Funke Mediengruppe reformiert Regionalmedien für digitalen Aufschwung
Funke Mediengruppe strukturiert Regionalmedien-Sparte um, um digitales Wachstum zu beschleunigen
Die Funke Mediengruppe hat ihre Regionalmedien-Sparte neu organisiert, um die digitale Entwicklung voranzutreiben. Das überarbeitete System zielt darauf ab, die Leserbindung zu vertiefen, neue Zielgruppen zu gewinnen und digitale Abonnements auszubauen. Ein eigenes Team wird künftig Innovationen für alle lokalen und regionalen Titel steuern.

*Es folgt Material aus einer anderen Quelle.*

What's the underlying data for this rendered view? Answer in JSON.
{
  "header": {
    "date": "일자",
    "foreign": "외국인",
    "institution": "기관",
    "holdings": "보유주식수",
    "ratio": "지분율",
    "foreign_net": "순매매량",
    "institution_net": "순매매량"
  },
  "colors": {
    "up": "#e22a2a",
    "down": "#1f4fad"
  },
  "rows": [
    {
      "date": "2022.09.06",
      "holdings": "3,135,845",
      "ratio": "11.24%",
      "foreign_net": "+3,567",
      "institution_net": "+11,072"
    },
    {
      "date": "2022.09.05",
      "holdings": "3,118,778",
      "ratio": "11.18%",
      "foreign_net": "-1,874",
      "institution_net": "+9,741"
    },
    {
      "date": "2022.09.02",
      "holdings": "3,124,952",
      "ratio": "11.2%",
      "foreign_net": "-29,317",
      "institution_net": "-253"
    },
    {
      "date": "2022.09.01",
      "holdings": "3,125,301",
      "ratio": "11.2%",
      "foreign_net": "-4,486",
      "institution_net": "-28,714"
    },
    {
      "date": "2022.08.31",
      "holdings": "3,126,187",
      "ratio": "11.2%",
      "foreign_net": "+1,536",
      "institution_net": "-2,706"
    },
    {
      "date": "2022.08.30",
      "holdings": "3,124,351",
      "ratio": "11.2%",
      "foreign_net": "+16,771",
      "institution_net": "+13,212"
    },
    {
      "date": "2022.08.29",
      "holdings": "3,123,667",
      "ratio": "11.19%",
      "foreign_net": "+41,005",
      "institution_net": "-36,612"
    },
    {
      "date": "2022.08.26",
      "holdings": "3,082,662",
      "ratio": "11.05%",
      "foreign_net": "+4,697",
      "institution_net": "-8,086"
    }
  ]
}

Die neu geschaffene Einheit Redaktionsentwicklung treibt die digitale Expansion voran. Anne Krum, derzeit Chefredakteurin für digitale Entwicklung bei der Westdeutschen Allgemeinen Zeitung (WAZ) und der Westfalenpost (WP), übernimmt die Leitung. Ihre Stellvertreterin wird Cordula Schmitz, Chefredakteurin Digital des Hamburger Abendblatts.
Die Umstrukturierung bündelt zentrale Bereiche wie Zielgruppenwachstum, Social Media, Newsletter und KI in einer einzigen Abteilung. Dieser zentralisierte Ansatz ermöglicht schnellere Entscheidungen und erleichtert die Erprobung neuer journalistischer Formate. Erfolgreiche Konzepte können anschließend zügig im gesamten Netzwerk der regionalen Funke-Publikationen eingeführt werden.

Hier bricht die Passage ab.